通过 PhxPaxos 了解 Paxos 原理

通过 PhxPaxos 了解 Paxos 原理

Prepare阶段

Prepare

// src/algorithm/proposer.cpp

void Proposer :: Prepare(const bool bNeedNewBallot)
{
    PLGHead("START Now.InstanceID %lu MyNodeID %lu State.ProposalID %lu State.ValueLen %zu",
            GetInstanceID(), m_poConfig->GetMyNodeID(), m_oProposerState.GetProposalID(),
            m_oProposerState.GetValue().size());

    BP->GetProposerBP()->Prepare();
    m_oTimeStat.Point();

    ExitAccept();

    //表明Proposer正处于Prepare阶段
    m_bIsPreparing = true;

    //不能跳过Prepare阶段
    m_bCanSkipPrepare = false;

    //目前还未被任意一个Acceptor拒绝
    m_bWasRejectBySomeone = false;

    m_oProposerState.ResetHighestOtherPreAcceptBallot();

    //如果需要产生新的投票,就调用NewPrepare产生新的ProposalID,新的ProposalID为当前已知的最大ProposalID+1
    if (bNeedNewBallot)
    {
        m_oProposerState.NewPrepare();
    }

    PaxosMsg oPaxosMsg;

    //设置Prepare消息的各个字段
    oPaxosMsg.set_msgtype(MsgType_PaxosPrepare);
    oPaxosMsg.set_instanceid(GetInstanceID());
    oPaxosMsg.set_nodeid(m_poConfig->GetMyNodeID());
    oPaxosMsg.set_proposalid(m_oProposerState.GetProposalID());

    //MsgCount是专门用来统计票数的,根据计算的结果确定是否通过Prepare阶段或者Accept阶段
    m_oMsgCounter.StartNewRound();

    //Prepare超时定时器
    AddPrepareTimer();

    PLGHead("END OK");

    //将Prepare消息发送到各个节点
    BroadcastMessage(oPaxosMsg);
}

Proposer在Prepare阶段主要做了这么几件事:

  • 重置各个状态位,表明当前正处于Prepare阶段。

  • 获取提案编号ProposalID。当bNeedNewBallot为true时需要将ProposalID+1。否则沿用之前的ProposalID。bNeedNewBallot是在NewValue中调用Prepare方法时传入的m_bWasRejectBySomeone参数。也就是如果之前没有被任何Acceptor拒绝(说明还没有明确出现更大的ProposalID),则不需要获取新的ProposalID。对应的场景是Prepare阶段超时了,在超时时间内没有收到过半Acceptor同意的消息,因此需要重新执行Prepare阶段,此时只需要沿用原来的ProposalID即可。
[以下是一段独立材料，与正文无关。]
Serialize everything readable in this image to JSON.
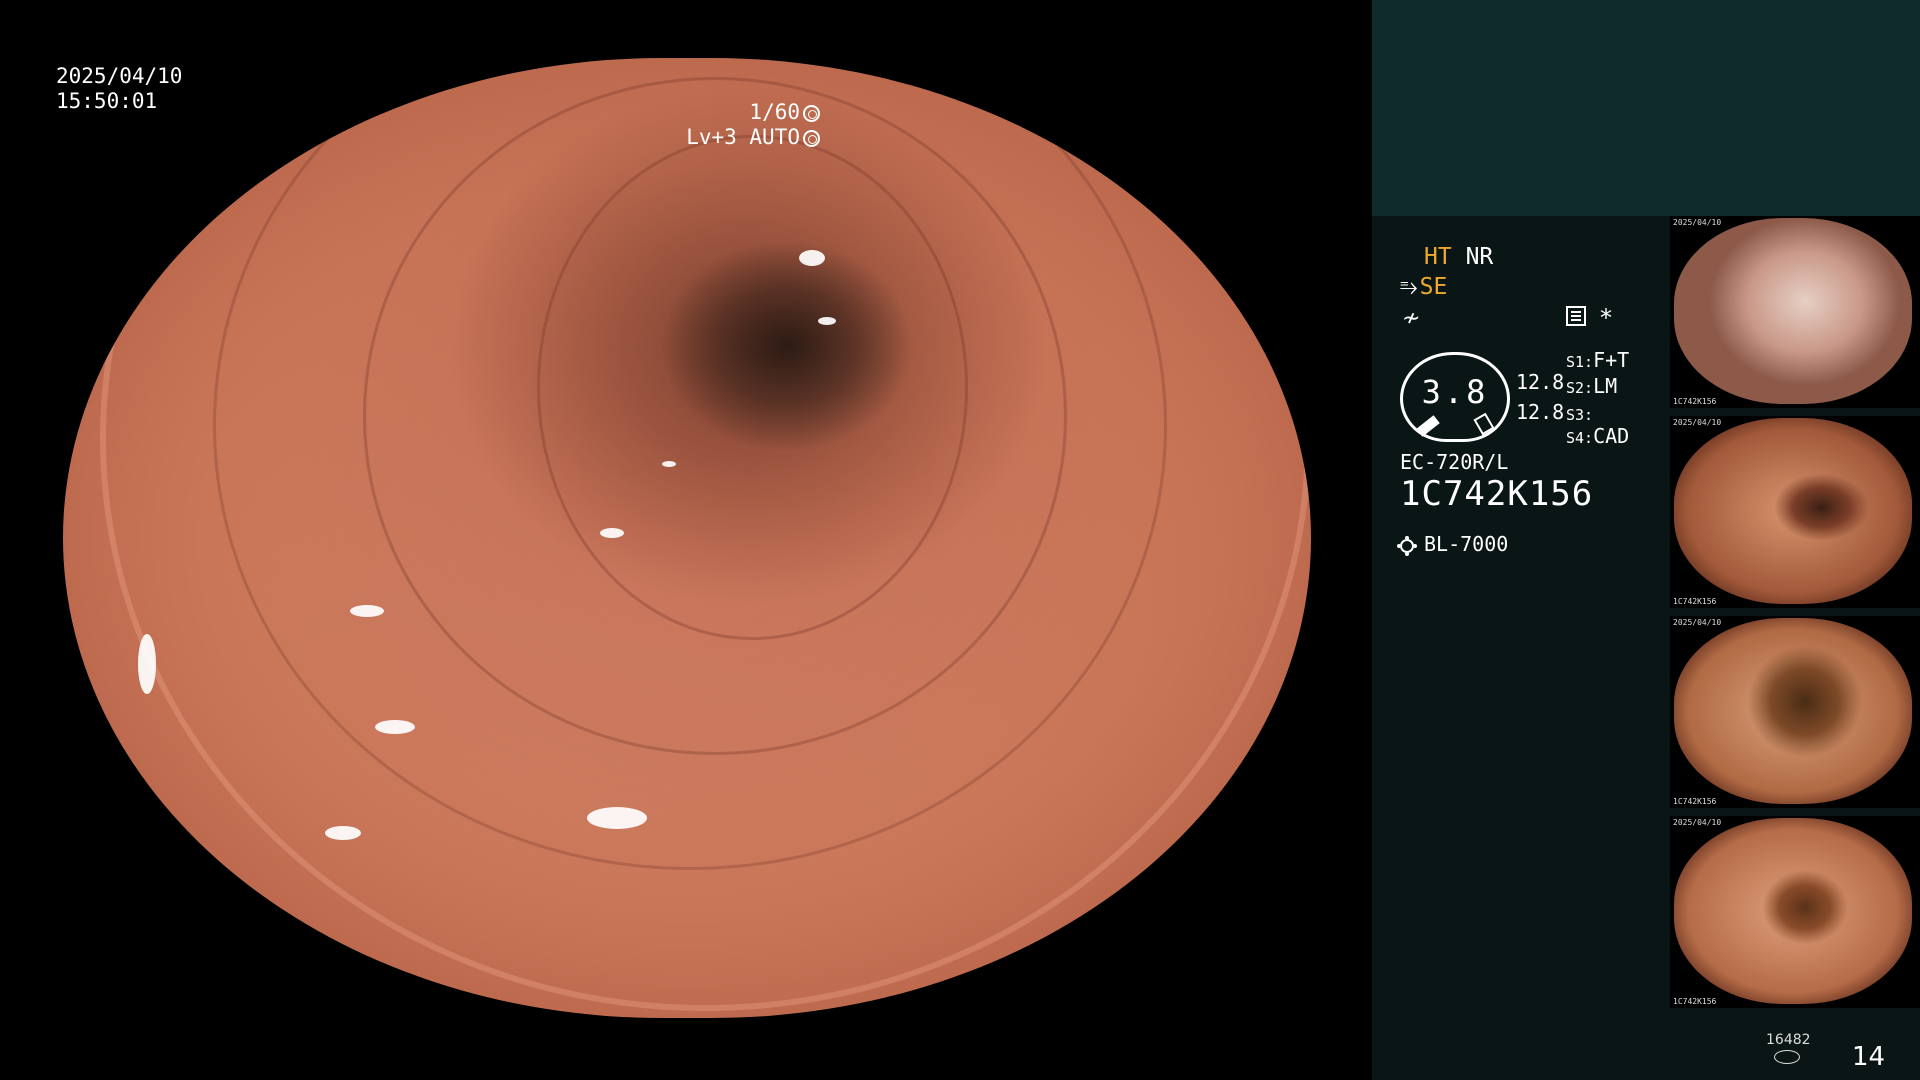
{
  "overlay": {
    "date": "2025/04/10",
    "time": "15:50:01",
    "shutter": "1/60",
    "exposure": "Lv+3 AUTO"
  },
  "panel": {
    "ht": "HT",
    "nr": "NR",
    "se": "SE",
    "fx": "≁",
    "gauge_value": "3.8",
    "gauge_val_1": "12.8",
    "gauge_val_2": "12.8",
    "settings": [
      {
        "key": "S1:",
        "value": "F+T"
      },
      {
        "key": "S2:",
        "value": "LM"
      },
      {
        "key": "S3:",
        "value": ""
      },
      {
        "key": "S4:",
        "value": "CAD"
      }
    ],
    "scope_model": "EC-720R/L",
    "scope_serial": "1C742K156",
    "light_source": "BL-7000",
    "star": "*"
  },
  "thumbnails": [
    {
      "date": "2025/04/10",
      "serial": "1C742K156"
    },
    {
      "date": "2025/04/10",
      "serial": "1C742K156"
    },
    {
      "date": "2025/04/10",
      "serial": "1C742K156"
    },
    {
      "date": "2025/04/10",
      "serial": "1C742K156"
    }
  ],
  "footer": {
    "count_small": "16482",
    "count_big": "14"
  },
  "colors": {
    "accent_orange": "#f0a830",
    "panel_bg": "#0a1515",
    "panel_top": "#0f2b2b"
  }
}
  • 发送Prepare请求。该请求PaxosMsg是Protocol Buffer定义的一个message,包含MsgType、InstanceID、NodeID、ProposalID等字段。在BroadcastMessage(oPaxosMsg)中还会将oPaxosMsg序列化后才发送出去。

PaxosMsg的定义如下,Prepare和Accept阶段Proposer和Acceptor的所有消息都用PaxosMsg来表示:

// src/comm/paxos_msg.proto

message PaxosMsg
{
    required int32 MsgType = 1;
    optional uint64 InstanceID = 2;
    optional uint64 NodeID = 3;
    optional uint64 ProposalID = 4;
    optional uint64 ProposalNodeID = 5;
    optional bytes Value = 6;
    optional uint64 PreAcceptID = 7;
    optional uint64 PreAcceptNodeID = 8;
    optional uint64 RejectByPromiseID = 9;
    optional uint64 NowInstanceID = 10;
    optional uint64 MinChosenInstanceID = 11;
    optional uint32 LastChecksum = 12;
    optional uint32 Flag = 13;
    optional bytes SystemVariables = 14;
    optional bytes MasterVariables = 15;
};

OnPrepareReply

Proposer发出Prepare请求后就开始等待Acceptor的回复。当Proposer所在节点收到PaxosPrepareReply消息后,就会调用Proposer的OnPrepareReply(oPaxosMsg),其中oPaxosMsg是Acceptor回复的消息。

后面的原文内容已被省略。